North Tongu MP said minority will demand full disclosure of e-tax
He indicated that a colossal amount of GHC241 million has been allocated
This was in the 2022 budget statement
Samuel Okudzeto Ablakwa, hinted that the Minority Caucus will demand full disclosure of the electronic transaction tax because the government of Ghana has allocated 241,933,000 GHC as payment.
According to him, it is unreasonable for the government to tax the poor to enrich the rich.
Ablakwa, in a post on his official Twitter calendar, shared Annex 4B on page 242 of the 2022 budget, where he reveals that 241,933,000 GHC has been allocated to the electronic tax.
He believes that when the Minority Caucus gets the electronic tax removed, it will affect some “obscure” business interests.
The North Tongu MP said in a tweet, “It looks like our agitations against E-Levy are really going to affect some obscure business interests if we are successful in removing or drastically reducing it.
“Annex 4B on page 242 of the 2022 budget reveals that a colossal amount of 241,933,000 GHC has already been set aside to pay for the so-called direct debit services on electronic transactions.
“We will demand full disclosure to Parliament on this apparent darling deal.” Tax the poor to enrich the rich. This is completely unacceptable! Samuel Okudzeto Ablakwa concluded.
1.75% tax on electronic transactions
Ken Ofori-Atta introduced a new 1.75% levy on all electronic transactions such as mobile money transactions, remittances and other electronic transactions.
Fees and charges for government services were also increased by 15%.
The Minister of Finance explained, “It is becoming clear that there is enormous potential for increasing tax revenue by bringing into the tax bracket transactions that could be better defined as being undertaken in the informal economy.

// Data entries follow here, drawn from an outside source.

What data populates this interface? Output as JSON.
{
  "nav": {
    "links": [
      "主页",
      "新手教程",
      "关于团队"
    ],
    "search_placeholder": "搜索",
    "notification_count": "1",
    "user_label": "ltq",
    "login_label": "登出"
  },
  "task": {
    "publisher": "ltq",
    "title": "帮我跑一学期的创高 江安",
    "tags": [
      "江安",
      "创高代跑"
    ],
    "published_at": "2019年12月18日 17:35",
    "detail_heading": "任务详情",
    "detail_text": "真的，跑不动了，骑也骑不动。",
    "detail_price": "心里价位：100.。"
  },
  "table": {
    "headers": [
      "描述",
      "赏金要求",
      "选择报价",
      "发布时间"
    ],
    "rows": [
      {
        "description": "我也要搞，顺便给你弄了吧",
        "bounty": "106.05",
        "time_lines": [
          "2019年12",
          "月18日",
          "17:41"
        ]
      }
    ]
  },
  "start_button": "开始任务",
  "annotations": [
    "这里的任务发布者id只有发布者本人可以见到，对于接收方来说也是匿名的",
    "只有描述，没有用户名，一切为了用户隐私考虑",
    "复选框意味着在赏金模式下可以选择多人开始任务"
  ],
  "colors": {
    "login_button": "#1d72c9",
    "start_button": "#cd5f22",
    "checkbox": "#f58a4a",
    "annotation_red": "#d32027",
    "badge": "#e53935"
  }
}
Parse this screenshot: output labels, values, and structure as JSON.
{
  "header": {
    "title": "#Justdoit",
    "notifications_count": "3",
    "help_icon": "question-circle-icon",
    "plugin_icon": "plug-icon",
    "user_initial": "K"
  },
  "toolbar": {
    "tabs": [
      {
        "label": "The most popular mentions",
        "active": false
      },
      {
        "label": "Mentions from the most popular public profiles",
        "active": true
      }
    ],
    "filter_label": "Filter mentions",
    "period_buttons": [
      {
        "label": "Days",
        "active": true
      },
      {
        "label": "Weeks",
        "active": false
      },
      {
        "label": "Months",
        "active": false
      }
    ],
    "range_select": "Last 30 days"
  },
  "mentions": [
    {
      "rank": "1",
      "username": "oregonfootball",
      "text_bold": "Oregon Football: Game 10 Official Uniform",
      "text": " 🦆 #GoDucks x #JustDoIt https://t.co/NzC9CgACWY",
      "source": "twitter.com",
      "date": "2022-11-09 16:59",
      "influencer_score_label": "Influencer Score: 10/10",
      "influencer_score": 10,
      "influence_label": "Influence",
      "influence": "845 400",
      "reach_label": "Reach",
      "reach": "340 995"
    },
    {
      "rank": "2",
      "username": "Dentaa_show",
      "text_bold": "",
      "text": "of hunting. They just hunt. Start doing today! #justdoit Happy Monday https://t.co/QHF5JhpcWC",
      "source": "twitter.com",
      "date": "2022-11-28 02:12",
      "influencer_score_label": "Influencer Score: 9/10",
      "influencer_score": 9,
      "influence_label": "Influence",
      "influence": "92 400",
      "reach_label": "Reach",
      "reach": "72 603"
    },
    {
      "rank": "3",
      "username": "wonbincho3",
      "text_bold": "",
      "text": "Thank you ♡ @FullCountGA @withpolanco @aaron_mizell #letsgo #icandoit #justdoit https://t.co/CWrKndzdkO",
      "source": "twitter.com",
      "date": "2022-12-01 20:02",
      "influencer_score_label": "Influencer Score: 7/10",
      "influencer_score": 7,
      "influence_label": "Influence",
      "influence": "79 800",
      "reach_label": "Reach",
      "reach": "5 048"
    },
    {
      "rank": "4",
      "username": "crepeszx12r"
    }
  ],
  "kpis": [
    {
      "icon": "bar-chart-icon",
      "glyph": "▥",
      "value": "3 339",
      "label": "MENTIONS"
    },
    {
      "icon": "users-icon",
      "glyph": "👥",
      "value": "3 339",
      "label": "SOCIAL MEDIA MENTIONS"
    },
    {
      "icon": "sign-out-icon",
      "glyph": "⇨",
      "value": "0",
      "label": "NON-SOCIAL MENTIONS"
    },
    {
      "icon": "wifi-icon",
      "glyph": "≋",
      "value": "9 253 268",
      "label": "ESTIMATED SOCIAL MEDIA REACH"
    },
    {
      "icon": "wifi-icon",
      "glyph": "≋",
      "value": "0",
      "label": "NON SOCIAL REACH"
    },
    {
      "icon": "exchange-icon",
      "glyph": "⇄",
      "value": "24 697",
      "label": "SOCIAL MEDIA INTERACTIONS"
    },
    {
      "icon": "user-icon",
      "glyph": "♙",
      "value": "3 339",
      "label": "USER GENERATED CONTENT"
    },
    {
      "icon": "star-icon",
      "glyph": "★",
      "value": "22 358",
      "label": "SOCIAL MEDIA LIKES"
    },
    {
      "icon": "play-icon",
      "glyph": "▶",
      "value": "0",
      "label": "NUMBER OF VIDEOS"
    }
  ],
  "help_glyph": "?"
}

“As such, the government charges an applicable rate of 1.75% on all electronic transactions covering mobile money payments, bank transfers, merchant payments and inbound remittances, which will be charged to the sender, with the exception of inbound remittances, which will be the responsibility of the recipient.
“To preserve efforts to improve financial inclusion and protect vulnerable people, all transactions that total GH ¢ 100 or less per day, or around 3,000 per month, will be exempt from this levy,” Ofori-Atta revealed. .
It looks like our agitations against the E-Levy are really going to affect some obscure business interests if we are successful in removing or drastically reducing it.